La confrontación de sistemas filosóficos se convierte, según Dunne, en un callejón sin salida, puesto que, si consideramos, por ejemplo, a quien defiende una ética pragmática, frente al racionalismo práctico del imperativo categórico, podremos señalar que uno u otro concluyan con la siguiente sentencia: “No debo intentar convencerlo de mis convicciones, como usted no debe intentar convencerme de las suyas”.
De esta suerte podríamos establecer que lo bueno, moralmente hablando, se defina bajo alguna de las siguientes opciones:
- Una especie de convencionalismo que evite la confrontación.
- Una ética regida por los intereses de quienes ostenten el poder de una determinada sociedad y que puede, incluso, tratarse de una ética egoísta.
- Una ética heroica desencarnada, cuyas metas no tienen concreción en la realidad, o bien,
- Un relativismo práctico en donde se renuncia a la objetividad del bien moral.
Lonergan va a proponer un método que permita descubrir la verdad en la ética. Aunque a primera vista, proponer este método, a los ojos de un liberalismo que se conforma con el frío arbitraje que impida la confrontación de quienes enarbolan diferentes conceptos del bien, puede resultar un dogmatismo; por el contrario, el punto de partida de Lonergan se basa en un hecho indiscutible que podríamos determinar como la búsqueda común de aquello en lo que consiste el deber ser. No perdamos de vista que aun aquellos que concluyen que la ética es imposible, están en realidad inmersos en una discusión ética, —de un deber ser— pues incluso negar la posibilidad de la ética es una búsqueda de objetividad en torno del bien, aunque tal objetividad se reduzca a la pura coordinación o al arbitraje de opiniones en disputa.

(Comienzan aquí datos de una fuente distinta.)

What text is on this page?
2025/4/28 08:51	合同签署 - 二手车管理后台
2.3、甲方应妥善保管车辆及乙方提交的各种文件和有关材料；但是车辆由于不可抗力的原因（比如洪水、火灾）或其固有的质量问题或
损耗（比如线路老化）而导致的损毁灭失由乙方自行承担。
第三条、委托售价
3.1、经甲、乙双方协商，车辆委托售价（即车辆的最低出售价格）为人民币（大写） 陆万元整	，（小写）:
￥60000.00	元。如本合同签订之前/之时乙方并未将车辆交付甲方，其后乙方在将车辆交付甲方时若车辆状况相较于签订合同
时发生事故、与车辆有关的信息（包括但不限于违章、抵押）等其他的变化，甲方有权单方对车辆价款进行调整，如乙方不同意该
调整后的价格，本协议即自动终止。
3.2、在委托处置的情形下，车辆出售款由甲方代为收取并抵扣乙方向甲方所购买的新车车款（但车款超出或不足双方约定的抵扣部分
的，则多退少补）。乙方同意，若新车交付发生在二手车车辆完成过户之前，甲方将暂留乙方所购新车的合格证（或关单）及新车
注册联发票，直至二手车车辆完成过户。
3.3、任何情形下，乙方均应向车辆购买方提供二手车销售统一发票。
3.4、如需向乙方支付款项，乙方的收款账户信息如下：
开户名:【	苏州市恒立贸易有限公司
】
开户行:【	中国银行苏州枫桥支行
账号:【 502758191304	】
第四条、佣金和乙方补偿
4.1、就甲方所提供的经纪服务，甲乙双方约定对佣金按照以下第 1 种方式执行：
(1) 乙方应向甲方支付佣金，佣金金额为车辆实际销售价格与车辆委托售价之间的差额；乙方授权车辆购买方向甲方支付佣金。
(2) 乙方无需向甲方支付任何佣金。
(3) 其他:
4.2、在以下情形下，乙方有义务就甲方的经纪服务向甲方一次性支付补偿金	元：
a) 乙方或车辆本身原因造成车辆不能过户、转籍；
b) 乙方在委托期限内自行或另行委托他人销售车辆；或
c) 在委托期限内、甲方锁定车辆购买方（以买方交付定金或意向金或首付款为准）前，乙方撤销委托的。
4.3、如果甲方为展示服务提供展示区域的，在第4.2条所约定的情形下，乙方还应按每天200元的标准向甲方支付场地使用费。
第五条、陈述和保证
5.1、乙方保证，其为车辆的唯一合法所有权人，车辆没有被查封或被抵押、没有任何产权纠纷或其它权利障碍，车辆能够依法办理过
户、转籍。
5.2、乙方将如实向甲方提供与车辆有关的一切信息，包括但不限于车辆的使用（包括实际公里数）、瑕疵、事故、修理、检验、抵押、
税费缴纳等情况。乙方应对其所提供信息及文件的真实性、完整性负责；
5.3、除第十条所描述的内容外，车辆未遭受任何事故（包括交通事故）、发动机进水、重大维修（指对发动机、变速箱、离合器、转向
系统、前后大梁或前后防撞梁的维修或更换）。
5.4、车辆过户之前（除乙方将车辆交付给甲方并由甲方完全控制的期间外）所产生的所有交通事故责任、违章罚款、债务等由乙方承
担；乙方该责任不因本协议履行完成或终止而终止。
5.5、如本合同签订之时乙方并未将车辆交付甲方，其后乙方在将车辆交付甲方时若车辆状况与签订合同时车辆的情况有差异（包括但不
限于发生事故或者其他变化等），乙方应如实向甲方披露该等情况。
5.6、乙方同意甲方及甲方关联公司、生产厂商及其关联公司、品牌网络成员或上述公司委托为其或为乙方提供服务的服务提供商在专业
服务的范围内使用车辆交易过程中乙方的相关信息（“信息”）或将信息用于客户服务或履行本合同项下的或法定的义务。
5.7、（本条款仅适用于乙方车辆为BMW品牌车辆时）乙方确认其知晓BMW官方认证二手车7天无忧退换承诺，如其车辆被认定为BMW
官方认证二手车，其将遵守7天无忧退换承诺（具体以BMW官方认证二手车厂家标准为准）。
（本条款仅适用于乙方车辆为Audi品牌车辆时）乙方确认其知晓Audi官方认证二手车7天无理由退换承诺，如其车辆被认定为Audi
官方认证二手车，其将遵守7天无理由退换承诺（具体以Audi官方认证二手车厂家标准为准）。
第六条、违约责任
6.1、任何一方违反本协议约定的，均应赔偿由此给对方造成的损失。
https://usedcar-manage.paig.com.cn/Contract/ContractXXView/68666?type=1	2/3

Cualquier ser humano percibe lo fácil que es actuar en desacuerdo con lo que pensamos, y esto pone de manifiesto que el ser del hombre es un deber ser que se descubre través de nuestros juicios, pero estos deben concretarse en la acción, la ética es un saber para actuar, es un saber práctico. Ahora, para entender nuestro deber ser, con frecuencia, establecemos teorías sobre los juicios éticos sin atender en primer lugar a aquello que estamos haciendo cuando emitimos tales juicios. De otra parte, no basta señalar la necesidad de la moral advirtiendo las consecuencias de desorden que se desatarían sin ella. Esta insuficiencia vale lo mismo para una pregunta sobre la ética profesional. Decir, por ejemplo, que la falta de principios morales generaría una total anarquía en su ejercicio, es solamente un enunciado que no resuelve la pregunta por la fundamentación de tales principios. Señalar solamente la necesidad de principios morales tiene como resultante un círculo vicioso del que no se han desarraigado los actuales códigos de la deontología profesional.